The Blade Runner Effect should prove true in this case as well, if there’s a God in heaven, or a Tyrell in the penthouse.

Last weekend was the postcard convention. The place was jammed 30 minutes after the opening bell, and you had to throw a few elbows to get to the merch. I was disappointed with my haul - sixty cards, half of which were motels, the rest being a mix of New York and Mpls. No real a-ha! prizes like the last time; no gas stations at all. As I scooped up one nifty old motel card after the other, I realized that I can’t just keep heaping cards into the Motel section of the site without order or reason; I’m going to have to break them down by state. No small task. But it’s begun. So in June we’ll have the Summertime Hit the Road Extravangza site, a humorless, slow-loading recap of all these great motel signs that are no doubt long gone. Like so much else on this site: read ‘em, and weep.

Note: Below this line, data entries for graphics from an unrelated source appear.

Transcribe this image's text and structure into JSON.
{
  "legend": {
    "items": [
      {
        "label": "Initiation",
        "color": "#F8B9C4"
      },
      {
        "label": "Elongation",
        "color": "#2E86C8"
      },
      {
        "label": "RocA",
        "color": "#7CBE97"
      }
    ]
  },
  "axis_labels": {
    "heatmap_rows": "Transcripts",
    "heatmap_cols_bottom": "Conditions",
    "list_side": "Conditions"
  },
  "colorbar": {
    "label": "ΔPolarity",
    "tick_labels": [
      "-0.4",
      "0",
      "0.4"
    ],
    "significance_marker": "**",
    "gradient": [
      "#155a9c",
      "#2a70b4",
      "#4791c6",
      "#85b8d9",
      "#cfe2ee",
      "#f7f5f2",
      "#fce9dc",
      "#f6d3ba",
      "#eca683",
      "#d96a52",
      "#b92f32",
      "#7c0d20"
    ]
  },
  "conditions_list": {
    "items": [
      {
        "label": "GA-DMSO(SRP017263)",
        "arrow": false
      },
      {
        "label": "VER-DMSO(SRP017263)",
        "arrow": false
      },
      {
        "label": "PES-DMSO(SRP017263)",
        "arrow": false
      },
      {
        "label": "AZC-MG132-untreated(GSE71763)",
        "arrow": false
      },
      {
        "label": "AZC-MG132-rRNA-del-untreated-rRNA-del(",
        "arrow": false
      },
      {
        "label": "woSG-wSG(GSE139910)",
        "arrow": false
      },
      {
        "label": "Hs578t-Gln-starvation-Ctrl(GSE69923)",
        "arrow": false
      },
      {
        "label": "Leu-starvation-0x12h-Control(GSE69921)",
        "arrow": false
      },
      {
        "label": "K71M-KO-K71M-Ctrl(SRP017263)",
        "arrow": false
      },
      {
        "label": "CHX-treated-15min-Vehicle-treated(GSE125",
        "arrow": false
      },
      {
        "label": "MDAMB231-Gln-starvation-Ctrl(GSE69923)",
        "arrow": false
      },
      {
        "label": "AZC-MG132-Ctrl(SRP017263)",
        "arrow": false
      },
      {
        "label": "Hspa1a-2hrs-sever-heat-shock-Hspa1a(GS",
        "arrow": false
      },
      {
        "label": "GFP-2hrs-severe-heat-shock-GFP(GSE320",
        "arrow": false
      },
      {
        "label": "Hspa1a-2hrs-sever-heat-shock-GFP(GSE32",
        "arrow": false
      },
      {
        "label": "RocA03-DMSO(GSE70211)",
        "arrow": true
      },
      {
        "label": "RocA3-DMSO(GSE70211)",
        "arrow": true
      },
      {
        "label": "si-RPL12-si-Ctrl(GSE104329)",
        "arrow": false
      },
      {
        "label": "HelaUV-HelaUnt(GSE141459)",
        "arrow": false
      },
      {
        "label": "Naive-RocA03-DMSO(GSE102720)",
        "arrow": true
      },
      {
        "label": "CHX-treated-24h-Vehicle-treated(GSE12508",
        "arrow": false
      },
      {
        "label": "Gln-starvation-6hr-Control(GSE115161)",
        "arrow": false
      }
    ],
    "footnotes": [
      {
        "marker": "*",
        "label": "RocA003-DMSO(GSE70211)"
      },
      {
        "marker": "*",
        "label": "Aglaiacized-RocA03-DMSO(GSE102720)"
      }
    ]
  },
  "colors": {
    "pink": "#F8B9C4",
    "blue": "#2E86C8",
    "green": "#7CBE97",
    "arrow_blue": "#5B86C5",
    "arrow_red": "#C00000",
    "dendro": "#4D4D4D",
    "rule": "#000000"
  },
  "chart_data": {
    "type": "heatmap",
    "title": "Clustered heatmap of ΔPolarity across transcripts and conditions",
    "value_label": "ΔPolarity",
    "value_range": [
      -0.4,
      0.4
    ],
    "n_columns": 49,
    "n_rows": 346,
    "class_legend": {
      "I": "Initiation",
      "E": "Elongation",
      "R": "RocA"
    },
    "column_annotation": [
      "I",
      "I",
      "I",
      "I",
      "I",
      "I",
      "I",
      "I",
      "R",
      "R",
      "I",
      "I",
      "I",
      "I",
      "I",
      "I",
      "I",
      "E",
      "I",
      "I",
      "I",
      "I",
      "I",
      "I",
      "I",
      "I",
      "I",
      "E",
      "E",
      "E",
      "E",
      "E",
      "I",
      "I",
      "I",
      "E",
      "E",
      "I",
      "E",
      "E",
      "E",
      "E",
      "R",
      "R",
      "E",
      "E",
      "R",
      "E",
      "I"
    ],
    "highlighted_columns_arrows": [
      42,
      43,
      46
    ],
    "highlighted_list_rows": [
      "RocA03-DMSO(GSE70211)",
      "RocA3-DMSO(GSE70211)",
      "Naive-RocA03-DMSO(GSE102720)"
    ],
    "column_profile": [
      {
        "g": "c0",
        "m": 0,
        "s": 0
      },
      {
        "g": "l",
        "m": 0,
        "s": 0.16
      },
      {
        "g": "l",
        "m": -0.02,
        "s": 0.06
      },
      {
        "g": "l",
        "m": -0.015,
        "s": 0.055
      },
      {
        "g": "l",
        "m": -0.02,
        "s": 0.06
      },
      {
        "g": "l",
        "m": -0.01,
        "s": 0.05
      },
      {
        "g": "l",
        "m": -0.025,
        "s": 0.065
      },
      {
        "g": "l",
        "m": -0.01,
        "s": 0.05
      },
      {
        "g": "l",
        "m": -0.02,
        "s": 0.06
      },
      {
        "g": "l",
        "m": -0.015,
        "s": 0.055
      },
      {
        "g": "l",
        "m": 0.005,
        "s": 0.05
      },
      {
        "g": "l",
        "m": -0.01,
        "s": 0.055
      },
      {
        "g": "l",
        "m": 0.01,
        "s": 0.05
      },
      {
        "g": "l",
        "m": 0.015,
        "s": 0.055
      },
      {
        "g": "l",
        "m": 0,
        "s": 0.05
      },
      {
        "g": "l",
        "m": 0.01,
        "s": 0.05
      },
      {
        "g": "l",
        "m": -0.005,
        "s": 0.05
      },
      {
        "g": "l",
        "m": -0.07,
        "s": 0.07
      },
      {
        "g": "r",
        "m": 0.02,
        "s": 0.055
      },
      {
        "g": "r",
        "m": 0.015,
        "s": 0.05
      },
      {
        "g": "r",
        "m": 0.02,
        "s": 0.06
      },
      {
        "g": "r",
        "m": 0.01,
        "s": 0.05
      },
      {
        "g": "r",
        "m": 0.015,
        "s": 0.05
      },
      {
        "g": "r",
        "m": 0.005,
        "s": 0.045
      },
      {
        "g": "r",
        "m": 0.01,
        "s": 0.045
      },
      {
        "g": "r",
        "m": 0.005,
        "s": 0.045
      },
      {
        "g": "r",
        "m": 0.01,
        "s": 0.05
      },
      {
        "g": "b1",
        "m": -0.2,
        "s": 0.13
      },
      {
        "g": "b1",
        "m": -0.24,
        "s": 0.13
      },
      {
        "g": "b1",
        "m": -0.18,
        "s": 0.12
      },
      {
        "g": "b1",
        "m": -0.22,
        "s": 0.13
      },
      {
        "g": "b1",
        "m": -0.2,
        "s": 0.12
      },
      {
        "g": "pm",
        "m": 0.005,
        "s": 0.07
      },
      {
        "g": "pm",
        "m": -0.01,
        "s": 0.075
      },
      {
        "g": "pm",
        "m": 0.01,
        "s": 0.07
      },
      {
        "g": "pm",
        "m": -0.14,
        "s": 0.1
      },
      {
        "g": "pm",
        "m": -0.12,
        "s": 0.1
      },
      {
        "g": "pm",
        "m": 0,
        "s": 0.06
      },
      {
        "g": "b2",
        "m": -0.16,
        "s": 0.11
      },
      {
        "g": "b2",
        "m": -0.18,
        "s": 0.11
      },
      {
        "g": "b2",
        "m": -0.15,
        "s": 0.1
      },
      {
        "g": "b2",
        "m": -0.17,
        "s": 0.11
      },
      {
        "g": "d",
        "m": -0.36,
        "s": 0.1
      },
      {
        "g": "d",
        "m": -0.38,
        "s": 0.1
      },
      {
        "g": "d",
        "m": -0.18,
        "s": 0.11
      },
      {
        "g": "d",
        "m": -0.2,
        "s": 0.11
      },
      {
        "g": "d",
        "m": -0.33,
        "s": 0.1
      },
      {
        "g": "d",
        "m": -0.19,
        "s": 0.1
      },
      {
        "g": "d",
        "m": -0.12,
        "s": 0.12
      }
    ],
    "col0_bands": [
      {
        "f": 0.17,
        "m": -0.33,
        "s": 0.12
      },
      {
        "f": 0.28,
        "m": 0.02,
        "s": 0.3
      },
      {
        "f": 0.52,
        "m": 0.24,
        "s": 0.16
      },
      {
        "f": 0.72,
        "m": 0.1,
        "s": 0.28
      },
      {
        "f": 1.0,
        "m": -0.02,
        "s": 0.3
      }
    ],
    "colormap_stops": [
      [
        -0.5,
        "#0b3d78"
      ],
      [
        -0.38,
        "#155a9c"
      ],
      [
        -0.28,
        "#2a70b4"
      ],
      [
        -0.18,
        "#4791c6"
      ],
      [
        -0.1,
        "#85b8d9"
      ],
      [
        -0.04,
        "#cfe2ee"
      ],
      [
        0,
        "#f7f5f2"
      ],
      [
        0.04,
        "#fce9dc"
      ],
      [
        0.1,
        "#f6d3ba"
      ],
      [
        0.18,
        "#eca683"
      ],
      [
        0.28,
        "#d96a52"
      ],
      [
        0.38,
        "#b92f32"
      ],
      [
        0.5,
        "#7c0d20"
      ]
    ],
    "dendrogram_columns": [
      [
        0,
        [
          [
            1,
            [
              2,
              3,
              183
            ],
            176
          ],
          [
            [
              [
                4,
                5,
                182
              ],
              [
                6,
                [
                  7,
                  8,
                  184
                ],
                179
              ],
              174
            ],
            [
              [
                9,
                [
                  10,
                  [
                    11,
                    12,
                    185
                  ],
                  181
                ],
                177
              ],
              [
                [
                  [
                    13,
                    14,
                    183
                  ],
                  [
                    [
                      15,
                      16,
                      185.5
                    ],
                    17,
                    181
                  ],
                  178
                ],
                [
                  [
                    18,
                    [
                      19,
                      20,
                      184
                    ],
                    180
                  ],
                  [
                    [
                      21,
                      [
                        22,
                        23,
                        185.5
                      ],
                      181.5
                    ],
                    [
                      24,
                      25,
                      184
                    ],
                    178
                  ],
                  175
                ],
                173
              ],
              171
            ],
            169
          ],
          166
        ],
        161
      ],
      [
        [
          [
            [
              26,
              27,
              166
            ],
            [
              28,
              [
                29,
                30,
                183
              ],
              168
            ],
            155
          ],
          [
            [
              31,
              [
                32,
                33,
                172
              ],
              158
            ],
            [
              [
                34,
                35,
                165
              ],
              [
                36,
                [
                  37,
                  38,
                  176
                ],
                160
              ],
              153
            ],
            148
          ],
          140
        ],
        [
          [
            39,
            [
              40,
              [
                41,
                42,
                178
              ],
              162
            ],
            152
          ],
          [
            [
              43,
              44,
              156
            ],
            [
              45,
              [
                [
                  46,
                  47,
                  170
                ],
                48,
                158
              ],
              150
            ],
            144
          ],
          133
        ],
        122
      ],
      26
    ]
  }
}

It made me look forward to summer vacations with Gnat, though; I want to take a good old-fashioned road trip. I recall a few family jaunts in the late 60s, before complete & utter motel standardization had set in; we went to the Black Hills, Mount Rushmore, and Duluth. Exotic Duluth. Well, it was - I’d never seen such steep hills before; compared to the table-top terrain of NoDak, Duluth was the Alps. My most prominent memory of each vacation was the motels more than anything; they were just thrilling places to me. Glasses wrapped in plastic! Seatbelts on the toilet, tiny bars of soap. One Holiday Inn had a radio embedded in the wall, which was a tantalizing glimpse of the future when radios and TVs would be built right into our houses. And of course there was the cornucopia of the ice machine, which disgorged a torrent of pure perfect cubes at the touch of a button. No end to the wonders of this world.